At Dartmouth, health is institutionally positioned as one more aspect of our lives to juggle. Many administrators at Dartmouth warn us about potential dangers to our bodies, tell us how to be safe and determine which of our actions are unhealthy.

Although well-intentioned, this prescriptive approach to health reinforces the idea that as long as we take the proper precautions and check them off of our to-do list, we will be healthy, happy and successful students.

Many of us adhere to this detached and impersonal picture of how to be healthy. With such a fast-paced and highly demanding environment, Dartmouth students conflate and compartmentalize health. We squeeze health into the "work hard, play hard" ethic: eat a good breakfast, study between classes, work out at the gym and know your limit at night.

As many can attest, this approach does not quite work. We are still not completely happy or comfortable with ourselves and the larger community. This is because health is not an individual achievement; measures of health are a function of our surroundings.

When health is seen as merely a set of rules we feel burdened to follow, we forget that our own health is affected more by the relationships in which we engage and less by how correctly we follow someone else's prescriptions to take care of ourselves.

For this reason, we need to take a more holistic approach to health. Health needs to be an initiative and priority of the community, not the individual. Our emotions, attitudes and opinions are the effects of the communities to which we belong.
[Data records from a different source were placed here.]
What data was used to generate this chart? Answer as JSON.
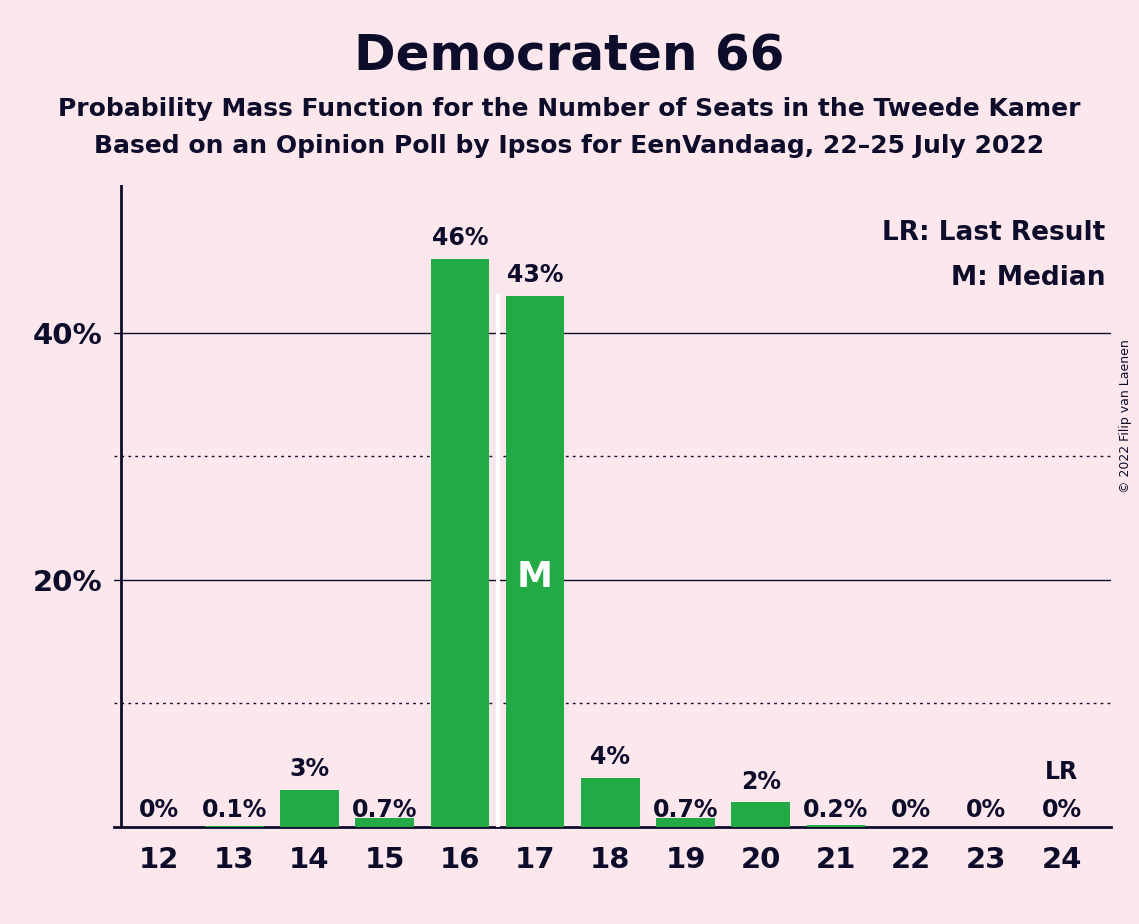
{
  "title": "Democraten 66",
  "subtitle1": "Probability Mass Function for the Number of Seats in the Tweede Kamer",
  "subtitle2": "Based on an Opinion Poll by Ipsos for EenVandaag, 22–25 July 2022",
  "copyright": "© 2022 Filip van Laenen",
  "seats": [
    12,
    13,
    14,
    15,
    16,
    17,
    18,
    19,
    20,
    21,
    22,
    23,
    24
  ],
  "probabilities": [
    0.0,
    0.1,
    3.0,
    0.7,
    46.0,
    43.0,
    4.0,
    0.7,
    2.0,
    0.2,
    0.0,
    0.0,
    0.0
  ],
  "bar_color": "#22aa44",
  "background_color": "#fce8ec",
  "text_color": "#0d0d2b",
  "median_seat": 17,
  "lr_seat": 24,
  "yticks": [
    20,
    40
  ],
  "ytick_labels": [
    "20%",
    "40%"
  ],
  "dotted_lines": [
    10,
    30
  ],
  "solid_lines": [
    20,
    40
  ],
  "ylim": [
    0,
    52
  ],
  "legend_lr": "LR: Last Result",
  "legend_m": "M: Median",
  "bar_labels": [
    "0%",
    "0.1%",
    "3%",
    "0.7%",
    "46%",
    "43%",
    "4%",
    "0.7%",
    "2%",
    "0.2%",
    "0%",
    "0%",
    "0%"
  ],
  "title_fontsize": 36,
  "subtitle_fontsize": 18,
  "bar_label_fontsize": 17,
  "legend_fontsize": 19,
  "tick_fontsize": 21,
  "median_label_fontsize": 26,
  "lr_above_fontsize": 17,
  "copyright_fontsize": 9
}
We need more time to reflect on the connections between our academic pursuits, our modes of pleasure and what we think health means in our lives. Once we find these connections, it is possible that everything we do at Dartmouth could be geared toward making our lives better.

Hopefully, Wellness Week will help us find these connections. It is designed to encourage us to think about how we can begin to take control of how our own individual health is defined. With the help of administrators who specialize in particular areas of health, Palaeopitus is offering the student body an entire week dedicated to the countless number of ways to think about health.

In order to live in a healthy environment, we need to be concerned with the well-being of others in order to understand how to improve our own daily functioning. Wellness is a community endeavor.

Understanding health is a product of making connections between the personal and the societal. This is particularly important when our community is defined more by its ideological and political divides than its interest in making it possible for everyone to play and work in comfortable symbiosis.

I may disagree with other people's attitudes and opinions, but my desire for them to speak whatever is on their minds will only be increased if they would let me give them a hug before we debate. I will feel better at least.